In Bucharest, a business leader told me: “We’re not overlooked anymore.” And he’s right. Central Europe is rising economically and strategically. So why are New Zealand investors still looking west?

In 2024, Poland’s GDP grew by 2.9 percent, with unemployment at just 2.9 percent. Romania also performed strongly, with 2.1 percent GDP growth. By comparison, New Zealand’s economy expanded by just 0.7 percent in the final quarter of 2024, and unemployment rose to 5.1 percent, the highest level since 2020.

So what is driving this momentum? And what can New Zealand learn from it?

Investment Infrastructure That Encourages Participation

These countries are not just modernising. They are leapfrogging. Across Bucharest, Budapest and Warsaw, governments are prioritising infrastructure, digitisation and education, while holding corporate tax rates steady. Hungary’s rate is 9 percent, Romania’s 16 percent, and Poland’s 19 percent, all notably lower than New Zealand’s 28 percent.

In Bucharest, we met with the Romanian Chamber of Commerce. Their focus was firmly on regional partnerships, particularly with Türkiye, to build resilience in light of the war in Ukraine. The tone was clear: investment is not passive. It is about engagement and long-term alignment.

What we saw consistently was a strong intent to facilitate investment with agility. Trade bodies, government agencies and private enterprises were working in lockstep to encourage meaningful connections.

A New Growth Model Emerging

Rather than incrementally upgrading old systems, many Central European economies are jumping directly into mobile-first services and fully digital workflows. In sectors like banking, health and education, they appear to be pursuing streamlined, scalable solutions.

Poland was often cited during our meetings as a model for coordinated investment in public infrastructure, education and technology. Rather than being weighed down by a high-cost welfare model, they seem to be directing resources into areas they believe will drive innovation and productivity.

It is not glossy, but it is working.

For New Zealand investors, this presents an opportunity to back real transformation, whether in manufacturing, infrastructure or emerging innovation ecosystems.

Investment Should Go Both Ways

Throughout the delegation, we met businesspeople actively exploring New Zealand as a potential market and base. There is interest not only in exports, but in setting up Australasian distribution hubs and forming partnerships with New Zealand firms.

From timber suppliers to boutique winemakers, these businesses are looking for long-term collaboration. And their motivations are clear. New Zealand’s legal transparency, economic stability and market quality are all appealing.

We also met with our Moore Global counterparts; Moore Hungary Partner Akos Boross in Budapest, and Moore Czech Republic Partner Petr Kymlička in Prague.

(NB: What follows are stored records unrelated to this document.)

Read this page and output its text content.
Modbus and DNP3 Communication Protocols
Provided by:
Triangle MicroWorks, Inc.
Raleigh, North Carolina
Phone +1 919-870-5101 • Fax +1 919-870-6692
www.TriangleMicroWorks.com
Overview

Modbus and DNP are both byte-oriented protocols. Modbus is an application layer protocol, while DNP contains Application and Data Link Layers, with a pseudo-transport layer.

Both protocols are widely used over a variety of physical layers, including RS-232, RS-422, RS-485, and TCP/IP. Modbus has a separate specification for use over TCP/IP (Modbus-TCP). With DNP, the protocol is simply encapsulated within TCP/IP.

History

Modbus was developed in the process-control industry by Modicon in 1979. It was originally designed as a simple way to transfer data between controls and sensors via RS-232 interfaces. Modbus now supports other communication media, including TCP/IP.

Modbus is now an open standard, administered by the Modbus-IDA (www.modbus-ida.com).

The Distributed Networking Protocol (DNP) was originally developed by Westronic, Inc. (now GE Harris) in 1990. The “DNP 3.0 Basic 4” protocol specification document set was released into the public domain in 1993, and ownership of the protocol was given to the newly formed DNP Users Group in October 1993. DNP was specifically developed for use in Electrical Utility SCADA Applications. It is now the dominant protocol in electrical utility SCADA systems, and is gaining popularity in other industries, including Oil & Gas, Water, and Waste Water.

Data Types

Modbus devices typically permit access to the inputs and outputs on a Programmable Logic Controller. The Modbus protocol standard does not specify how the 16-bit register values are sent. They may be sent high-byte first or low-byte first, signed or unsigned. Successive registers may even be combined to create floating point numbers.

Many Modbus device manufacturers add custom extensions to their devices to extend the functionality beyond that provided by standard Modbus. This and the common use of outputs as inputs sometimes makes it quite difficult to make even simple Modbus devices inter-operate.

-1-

The similarities between our firms, in client mix, business culture and ambition, suggest a clear path for deeper collaboration.

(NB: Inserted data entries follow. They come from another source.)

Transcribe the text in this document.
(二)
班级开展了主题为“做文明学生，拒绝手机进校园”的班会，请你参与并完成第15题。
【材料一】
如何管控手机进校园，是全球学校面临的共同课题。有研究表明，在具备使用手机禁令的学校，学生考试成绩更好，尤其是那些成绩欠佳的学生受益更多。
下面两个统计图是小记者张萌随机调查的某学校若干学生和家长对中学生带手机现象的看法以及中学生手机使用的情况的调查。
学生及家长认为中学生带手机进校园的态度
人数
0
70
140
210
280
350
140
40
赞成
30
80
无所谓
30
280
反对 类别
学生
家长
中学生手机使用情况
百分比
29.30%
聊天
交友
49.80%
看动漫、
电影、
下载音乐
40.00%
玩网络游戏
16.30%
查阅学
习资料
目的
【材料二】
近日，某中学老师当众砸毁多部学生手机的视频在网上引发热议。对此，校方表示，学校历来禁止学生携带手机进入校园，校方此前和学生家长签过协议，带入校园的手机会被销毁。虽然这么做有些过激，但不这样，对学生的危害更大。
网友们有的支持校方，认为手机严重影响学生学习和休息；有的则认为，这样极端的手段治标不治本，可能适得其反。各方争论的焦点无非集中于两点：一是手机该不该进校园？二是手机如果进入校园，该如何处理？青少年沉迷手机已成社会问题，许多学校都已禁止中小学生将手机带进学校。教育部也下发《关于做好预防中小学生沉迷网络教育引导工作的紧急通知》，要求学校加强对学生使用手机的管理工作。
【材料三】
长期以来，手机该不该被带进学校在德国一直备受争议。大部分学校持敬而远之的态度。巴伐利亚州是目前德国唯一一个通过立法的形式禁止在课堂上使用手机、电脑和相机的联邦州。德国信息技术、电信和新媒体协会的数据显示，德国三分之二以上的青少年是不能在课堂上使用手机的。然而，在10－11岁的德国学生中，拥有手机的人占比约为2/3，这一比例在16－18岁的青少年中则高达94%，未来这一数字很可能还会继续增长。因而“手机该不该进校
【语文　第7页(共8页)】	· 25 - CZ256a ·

This is not a one-way street. It is a genuine two-way opportunity.

For New Zealand investors, it is not just about identifying a growth region. It is about positioning early in places where scale, cost and policy are aligned for long-term return.

The message from Central Europe is clear. They are no longer on the fringe. And maybe it is time we stopped overlooking them.


Sam Bassett is Chairman of Moore Markhams New Zealand and recently participated in the 2025 EU Business Delegation to Central Europe.